More recently he gathered his old troupe together to make a CD, Sherlock Hyams, to benefit Jewish Care in 2003, and The Strudel Prince in 2005.
He married Stephanie Michaels in 1969. He is survived by her, his daughter Samantha, son Robert, and two grandchildren.
Unassuming and brimming with ideas, Alf Fogel combined a surreal sense of situation with a rich vein of Yiddish humour.
One of his classic scenes had a man lying on a railway line, clutching a salt beef sandwich.
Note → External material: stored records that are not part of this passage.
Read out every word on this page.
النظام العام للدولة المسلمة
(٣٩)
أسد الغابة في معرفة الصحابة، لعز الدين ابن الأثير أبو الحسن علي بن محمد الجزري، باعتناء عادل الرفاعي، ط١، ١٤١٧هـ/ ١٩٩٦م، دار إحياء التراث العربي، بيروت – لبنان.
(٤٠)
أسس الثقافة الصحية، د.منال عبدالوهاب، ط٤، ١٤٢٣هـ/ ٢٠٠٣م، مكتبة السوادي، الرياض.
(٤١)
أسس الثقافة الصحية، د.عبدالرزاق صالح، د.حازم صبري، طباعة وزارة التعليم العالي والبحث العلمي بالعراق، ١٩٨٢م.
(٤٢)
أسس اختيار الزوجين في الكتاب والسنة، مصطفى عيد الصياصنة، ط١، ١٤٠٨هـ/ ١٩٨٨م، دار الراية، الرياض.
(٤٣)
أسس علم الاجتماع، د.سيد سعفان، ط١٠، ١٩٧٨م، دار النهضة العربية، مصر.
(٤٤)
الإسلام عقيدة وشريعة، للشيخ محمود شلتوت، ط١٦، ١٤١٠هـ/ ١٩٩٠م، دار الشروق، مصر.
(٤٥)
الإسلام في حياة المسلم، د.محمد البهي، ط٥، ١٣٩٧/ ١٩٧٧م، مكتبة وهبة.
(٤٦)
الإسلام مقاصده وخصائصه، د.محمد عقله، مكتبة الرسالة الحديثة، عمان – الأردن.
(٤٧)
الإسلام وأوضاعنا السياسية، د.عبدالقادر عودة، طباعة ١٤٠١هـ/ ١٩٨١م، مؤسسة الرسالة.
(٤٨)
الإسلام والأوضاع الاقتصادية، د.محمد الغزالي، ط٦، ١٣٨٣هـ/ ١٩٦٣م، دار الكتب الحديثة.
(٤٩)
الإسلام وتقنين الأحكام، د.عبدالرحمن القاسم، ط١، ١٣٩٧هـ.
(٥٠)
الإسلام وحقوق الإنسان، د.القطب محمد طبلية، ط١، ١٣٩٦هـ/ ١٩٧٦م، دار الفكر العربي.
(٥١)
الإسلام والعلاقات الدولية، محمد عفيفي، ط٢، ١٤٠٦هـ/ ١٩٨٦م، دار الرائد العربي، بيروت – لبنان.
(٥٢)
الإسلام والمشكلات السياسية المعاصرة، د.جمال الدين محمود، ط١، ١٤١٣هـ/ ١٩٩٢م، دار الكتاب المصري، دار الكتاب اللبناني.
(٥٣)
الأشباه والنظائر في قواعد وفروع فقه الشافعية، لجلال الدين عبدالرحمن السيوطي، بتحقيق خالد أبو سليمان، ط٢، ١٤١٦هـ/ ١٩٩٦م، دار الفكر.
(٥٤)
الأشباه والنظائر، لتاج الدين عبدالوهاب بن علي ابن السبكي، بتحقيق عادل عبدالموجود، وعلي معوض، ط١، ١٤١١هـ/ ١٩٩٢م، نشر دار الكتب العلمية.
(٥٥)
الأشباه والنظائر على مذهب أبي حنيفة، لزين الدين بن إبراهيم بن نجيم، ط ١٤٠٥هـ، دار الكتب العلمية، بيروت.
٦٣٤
"My wife and children have left me, my business has gone mechulla," he moans to his friend. "But why the salt beef sandwich?" - "You can starve waiting for a train."
The Teitlebaum File starts with the phone ringing as Fogel reclines, feet up, watching Match of the Day or, at least, listening to the signature tune.
Picking up the receiver, he intones: "This is a recorded message. The cheque is in the post," then drops it and returns to his TV screen.
On Michael Freedland's radio programme, You Don't Have To Be Jewish, he dreamt up a Purimspiel stetl set in rural Hertfordshire.Its community life included an overworked midwife ("I'm too busy, I don't deliver"), the Sheitel Express service and, best of all, the village hunt.
"We don't sound a hunting horn. No, we use a shofar. One tekiah and we're off."
"You hunt foxes?" asked interviewer Freedland.
"Nah. You catch a fox and what do you get? Perhaps a fox collar. No, we hunt chickens. You get a lovely meal and lots of soup."
There was just one snag: "The shochet. He gets his kapote caught in the reins and keeps falling off."